Forum Discussion
keotion
Nimbostratus
NimbostratusYubikey APM and AzureAD question
HEy I'm trying to add the ability to use yubikeys as hardware keys to my Saml/Azureid logins. I saw this doc for how to do it with okta.
Application access using YubiKey Authentication with APM and Okta | DevCentral
I was wondering if their were similar instructions for Azure AD. It seems like the okta integration relies on okta connecter supporting yubikey in v 16.0. We are currently running 16.1.5, but I don't see something similar in the Azure AD connector. I was wondering how other people have done this? Or if their was something I'm missing? We've been able to add yubikeys to ont eh Azure Ad side, but they never show up when we try to use them as a 2nd factor with The BIG IP Edge client.
- Lucas_Thompson
Employee
This kind of integration requires the Edge Client to operate in "OpenID Connect" mode so that your local browser is used for authentication instead of the operating system browser control that EC normally uses for web-logon mode.
Here's an article about how to set this up with Okta. For Azure, the F5 configuration is almost the same:
VPN Access with MFA using Edge Client 7.2.1 and APM 16.0 | DevCentral
Melissa_CModerator
Hello!
Thank you for posting your question. I have gone through trying to locate an article that could assist but I am unable to locate any that would help move you forward. I would suggest if you have a support contract to create a case for assistance directly from an engineer as they will have the ability to look directly at your set up to find what may be missing.
fredlubranoCirrus
Hello, I believe this issue is resolved after reading the release notes for the EDGE client 7.2.5 ?
Windows Edge Client supports SAML Authentication using the default browser of the system
This feature uses the default browser of the system when authenticating users with SAML IDP. This feature will solve the current limitations of Edge Client, which uses IE technology-based Trident embedded browser for authentication.
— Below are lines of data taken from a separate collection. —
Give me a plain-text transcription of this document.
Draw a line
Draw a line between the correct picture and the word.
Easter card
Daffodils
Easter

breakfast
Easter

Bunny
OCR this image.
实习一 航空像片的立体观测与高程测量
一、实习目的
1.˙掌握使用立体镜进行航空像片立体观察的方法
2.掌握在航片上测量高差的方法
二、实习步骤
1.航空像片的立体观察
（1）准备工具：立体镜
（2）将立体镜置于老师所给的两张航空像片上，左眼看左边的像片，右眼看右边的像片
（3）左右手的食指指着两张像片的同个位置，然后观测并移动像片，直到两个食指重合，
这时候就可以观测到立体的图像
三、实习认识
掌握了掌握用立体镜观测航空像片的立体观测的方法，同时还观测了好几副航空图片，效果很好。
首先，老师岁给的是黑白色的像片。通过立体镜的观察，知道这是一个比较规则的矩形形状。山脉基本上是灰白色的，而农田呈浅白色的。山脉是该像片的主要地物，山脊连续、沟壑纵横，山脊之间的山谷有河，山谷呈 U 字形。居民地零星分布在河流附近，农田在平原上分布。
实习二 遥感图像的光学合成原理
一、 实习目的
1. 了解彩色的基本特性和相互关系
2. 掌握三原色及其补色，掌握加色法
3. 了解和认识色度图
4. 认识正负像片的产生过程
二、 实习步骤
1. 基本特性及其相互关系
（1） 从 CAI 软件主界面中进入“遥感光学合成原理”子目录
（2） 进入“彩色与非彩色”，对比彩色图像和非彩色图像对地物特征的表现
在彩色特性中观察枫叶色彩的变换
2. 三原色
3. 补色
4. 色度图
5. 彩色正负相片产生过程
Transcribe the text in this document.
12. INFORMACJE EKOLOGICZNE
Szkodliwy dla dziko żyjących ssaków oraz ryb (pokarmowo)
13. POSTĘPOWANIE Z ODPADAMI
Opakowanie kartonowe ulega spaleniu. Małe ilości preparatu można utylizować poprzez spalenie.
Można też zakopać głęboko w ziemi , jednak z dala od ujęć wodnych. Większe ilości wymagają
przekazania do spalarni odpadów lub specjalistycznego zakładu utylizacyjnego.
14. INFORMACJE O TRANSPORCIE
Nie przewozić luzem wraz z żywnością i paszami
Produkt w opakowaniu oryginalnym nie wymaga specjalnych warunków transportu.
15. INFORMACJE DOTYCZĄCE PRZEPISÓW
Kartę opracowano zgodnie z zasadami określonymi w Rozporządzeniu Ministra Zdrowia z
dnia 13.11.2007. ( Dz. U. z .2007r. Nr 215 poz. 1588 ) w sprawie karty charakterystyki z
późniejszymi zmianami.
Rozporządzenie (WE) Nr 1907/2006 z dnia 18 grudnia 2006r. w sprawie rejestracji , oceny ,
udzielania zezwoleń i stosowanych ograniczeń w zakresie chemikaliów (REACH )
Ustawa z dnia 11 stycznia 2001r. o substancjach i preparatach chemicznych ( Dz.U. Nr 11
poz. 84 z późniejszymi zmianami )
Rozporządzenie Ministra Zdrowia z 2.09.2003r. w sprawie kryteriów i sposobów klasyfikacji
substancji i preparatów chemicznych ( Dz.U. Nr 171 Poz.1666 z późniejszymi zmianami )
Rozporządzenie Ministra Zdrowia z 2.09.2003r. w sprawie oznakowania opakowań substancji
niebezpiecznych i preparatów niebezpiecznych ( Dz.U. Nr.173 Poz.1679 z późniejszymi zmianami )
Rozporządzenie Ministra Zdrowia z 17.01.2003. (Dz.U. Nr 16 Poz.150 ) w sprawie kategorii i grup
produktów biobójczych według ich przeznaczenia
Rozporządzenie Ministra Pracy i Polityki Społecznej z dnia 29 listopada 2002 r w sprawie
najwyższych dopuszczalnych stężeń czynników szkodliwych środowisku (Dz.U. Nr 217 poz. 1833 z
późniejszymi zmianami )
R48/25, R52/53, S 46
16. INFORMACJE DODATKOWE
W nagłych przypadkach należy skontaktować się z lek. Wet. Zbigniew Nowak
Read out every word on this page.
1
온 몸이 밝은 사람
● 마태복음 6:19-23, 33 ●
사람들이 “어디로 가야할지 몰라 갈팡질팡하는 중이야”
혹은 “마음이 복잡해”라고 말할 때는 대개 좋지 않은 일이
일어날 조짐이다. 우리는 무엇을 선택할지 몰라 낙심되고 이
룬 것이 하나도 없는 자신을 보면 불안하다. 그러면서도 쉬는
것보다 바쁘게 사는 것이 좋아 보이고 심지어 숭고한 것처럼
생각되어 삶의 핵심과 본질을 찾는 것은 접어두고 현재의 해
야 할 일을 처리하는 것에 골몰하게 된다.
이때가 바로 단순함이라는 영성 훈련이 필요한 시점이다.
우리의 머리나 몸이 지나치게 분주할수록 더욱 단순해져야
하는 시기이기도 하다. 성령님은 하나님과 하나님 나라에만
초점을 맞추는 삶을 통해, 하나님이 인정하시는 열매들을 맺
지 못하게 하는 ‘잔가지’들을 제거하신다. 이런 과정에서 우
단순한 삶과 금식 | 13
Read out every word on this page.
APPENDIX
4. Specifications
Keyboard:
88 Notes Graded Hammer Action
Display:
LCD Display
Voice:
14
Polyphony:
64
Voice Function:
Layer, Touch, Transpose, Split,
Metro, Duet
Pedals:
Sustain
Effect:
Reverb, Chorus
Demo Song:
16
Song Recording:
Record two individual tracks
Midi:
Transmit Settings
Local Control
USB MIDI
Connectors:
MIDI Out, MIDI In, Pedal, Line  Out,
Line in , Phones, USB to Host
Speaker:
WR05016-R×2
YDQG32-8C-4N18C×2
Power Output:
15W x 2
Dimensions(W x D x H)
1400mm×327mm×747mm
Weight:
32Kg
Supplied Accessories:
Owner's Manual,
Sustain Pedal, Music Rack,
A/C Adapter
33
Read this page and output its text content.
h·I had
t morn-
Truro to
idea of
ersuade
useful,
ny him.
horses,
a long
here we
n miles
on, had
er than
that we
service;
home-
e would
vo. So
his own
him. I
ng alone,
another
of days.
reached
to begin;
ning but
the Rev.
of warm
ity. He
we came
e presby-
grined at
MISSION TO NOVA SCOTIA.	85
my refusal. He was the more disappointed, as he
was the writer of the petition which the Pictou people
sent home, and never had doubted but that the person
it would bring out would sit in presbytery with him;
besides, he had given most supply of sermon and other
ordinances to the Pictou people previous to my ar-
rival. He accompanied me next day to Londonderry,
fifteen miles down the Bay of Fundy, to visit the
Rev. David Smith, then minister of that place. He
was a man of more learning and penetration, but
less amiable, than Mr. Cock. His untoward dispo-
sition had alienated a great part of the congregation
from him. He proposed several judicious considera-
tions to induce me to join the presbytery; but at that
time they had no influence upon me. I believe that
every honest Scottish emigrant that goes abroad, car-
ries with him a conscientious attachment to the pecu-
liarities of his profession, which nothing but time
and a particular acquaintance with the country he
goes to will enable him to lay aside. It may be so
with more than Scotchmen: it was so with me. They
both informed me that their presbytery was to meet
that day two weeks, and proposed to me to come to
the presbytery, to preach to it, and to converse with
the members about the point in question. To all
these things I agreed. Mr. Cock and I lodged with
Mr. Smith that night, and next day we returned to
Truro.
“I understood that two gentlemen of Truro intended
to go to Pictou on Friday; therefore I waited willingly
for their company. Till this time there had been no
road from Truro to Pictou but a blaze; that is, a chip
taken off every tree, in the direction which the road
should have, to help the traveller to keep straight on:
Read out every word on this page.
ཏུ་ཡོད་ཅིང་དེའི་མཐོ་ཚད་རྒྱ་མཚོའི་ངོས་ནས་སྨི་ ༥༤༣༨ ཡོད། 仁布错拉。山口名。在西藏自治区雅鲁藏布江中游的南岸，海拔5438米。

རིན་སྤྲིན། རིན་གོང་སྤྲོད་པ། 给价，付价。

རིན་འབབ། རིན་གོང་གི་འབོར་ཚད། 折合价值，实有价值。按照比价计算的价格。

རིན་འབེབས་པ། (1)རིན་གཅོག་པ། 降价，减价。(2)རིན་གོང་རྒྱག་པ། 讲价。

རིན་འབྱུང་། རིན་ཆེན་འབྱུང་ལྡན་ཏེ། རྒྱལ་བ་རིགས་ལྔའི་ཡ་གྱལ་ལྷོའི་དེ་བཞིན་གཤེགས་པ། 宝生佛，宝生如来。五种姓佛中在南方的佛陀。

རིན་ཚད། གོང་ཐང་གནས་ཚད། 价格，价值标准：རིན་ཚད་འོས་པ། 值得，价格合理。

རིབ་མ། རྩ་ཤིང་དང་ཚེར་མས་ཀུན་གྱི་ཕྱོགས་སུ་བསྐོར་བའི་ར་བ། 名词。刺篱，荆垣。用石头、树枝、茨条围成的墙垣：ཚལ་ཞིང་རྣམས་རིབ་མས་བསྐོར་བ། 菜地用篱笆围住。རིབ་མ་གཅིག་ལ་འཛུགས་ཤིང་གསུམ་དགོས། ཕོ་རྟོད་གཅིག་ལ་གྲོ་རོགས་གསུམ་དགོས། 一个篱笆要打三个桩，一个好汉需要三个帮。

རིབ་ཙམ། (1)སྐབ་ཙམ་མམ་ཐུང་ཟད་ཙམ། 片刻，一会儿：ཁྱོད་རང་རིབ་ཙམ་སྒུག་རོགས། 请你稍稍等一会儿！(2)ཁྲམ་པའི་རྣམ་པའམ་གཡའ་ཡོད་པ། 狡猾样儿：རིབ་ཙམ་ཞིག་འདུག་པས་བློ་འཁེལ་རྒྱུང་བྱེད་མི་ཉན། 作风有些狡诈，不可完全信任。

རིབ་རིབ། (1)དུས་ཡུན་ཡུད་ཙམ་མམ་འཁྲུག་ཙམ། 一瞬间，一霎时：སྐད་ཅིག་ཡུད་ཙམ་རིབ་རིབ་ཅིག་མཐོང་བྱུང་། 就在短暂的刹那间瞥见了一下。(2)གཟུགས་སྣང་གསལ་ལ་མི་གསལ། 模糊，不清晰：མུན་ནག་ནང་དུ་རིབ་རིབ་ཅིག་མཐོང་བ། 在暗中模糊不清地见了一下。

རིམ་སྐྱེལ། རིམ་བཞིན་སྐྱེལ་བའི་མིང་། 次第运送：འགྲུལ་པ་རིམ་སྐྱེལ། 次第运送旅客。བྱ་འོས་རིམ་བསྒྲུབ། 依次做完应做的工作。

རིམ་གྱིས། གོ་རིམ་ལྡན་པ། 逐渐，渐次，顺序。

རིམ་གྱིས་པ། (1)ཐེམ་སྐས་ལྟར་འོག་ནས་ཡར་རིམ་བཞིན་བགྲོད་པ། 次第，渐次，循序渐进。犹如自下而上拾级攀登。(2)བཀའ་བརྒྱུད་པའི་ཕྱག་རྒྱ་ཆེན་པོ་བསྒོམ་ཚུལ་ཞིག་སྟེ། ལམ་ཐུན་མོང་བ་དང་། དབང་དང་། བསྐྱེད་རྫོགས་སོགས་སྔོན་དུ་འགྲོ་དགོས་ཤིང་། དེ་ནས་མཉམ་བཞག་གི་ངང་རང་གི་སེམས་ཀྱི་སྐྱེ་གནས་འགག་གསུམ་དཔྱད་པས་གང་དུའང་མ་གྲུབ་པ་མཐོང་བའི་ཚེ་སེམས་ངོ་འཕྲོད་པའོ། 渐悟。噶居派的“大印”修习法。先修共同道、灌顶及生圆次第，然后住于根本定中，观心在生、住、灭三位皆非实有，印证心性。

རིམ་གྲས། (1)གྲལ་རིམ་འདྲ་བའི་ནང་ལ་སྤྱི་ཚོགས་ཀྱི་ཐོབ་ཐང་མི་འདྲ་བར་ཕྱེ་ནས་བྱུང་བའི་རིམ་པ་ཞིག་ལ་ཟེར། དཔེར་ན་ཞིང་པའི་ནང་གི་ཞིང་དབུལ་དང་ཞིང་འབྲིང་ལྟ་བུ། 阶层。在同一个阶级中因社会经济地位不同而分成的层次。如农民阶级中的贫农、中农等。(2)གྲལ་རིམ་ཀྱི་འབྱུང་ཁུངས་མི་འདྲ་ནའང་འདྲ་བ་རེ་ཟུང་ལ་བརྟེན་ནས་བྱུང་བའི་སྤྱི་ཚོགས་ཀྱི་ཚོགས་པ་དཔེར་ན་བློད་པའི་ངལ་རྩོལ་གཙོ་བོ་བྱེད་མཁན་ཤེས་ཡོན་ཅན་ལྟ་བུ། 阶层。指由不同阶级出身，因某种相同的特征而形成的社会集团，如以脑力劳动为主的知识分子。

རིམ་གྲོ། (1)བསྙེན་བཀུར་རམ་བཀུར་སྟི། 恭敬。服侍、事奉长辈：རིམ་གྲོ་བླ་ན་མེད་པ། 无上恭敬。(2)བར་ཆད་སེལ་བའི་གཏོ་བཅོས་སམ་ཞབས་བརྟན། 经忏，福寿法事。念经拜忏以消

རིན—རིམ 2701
The Trident engine only supports ECMAScript version 5 and earlier. Users who use IDPs that include JavaScript versions later than ES5 were facing issues with earlier versions of Edge Client. This version of Edge Client resolves all such issues.
To enable this feature customers should load iRules and iFiles and map it to the Virtual servers for which Access profiles are configured. Once 725 Edgeclient is installed on windows need to set Windows registry key "UseExternalBrowserForAuth" with DWORD value 1 at location Computer\HKEY_LOCAL_MACHINE\SOFTWARE\WOW6432Node\F5 Networks\RemoteAccess
Note:
- Users must raise a support ticket to get iFiles and iRules.
- This feature requires modern customization to be configured in the access policy.
BellaAbzug1I have a question regarding integrating YubiKey with Azure Active Directory (Azure AD) using Adaptive Privilege Management (APM). Specifically, I’m curious about the process of configuring YubiKey as a two-factor authentication method within Azure AD. What steps are necessary to ensure seamless integration, and how can we verify that users can successfully authenticate with their YubiKeys? Additionally, are there any common issues or best practices to consider during this setup? Understanding these aspects is crucial for enhancing our organization's security while providing a smooth user experience. Any insights or guidance on this topic would be greatly appreciated!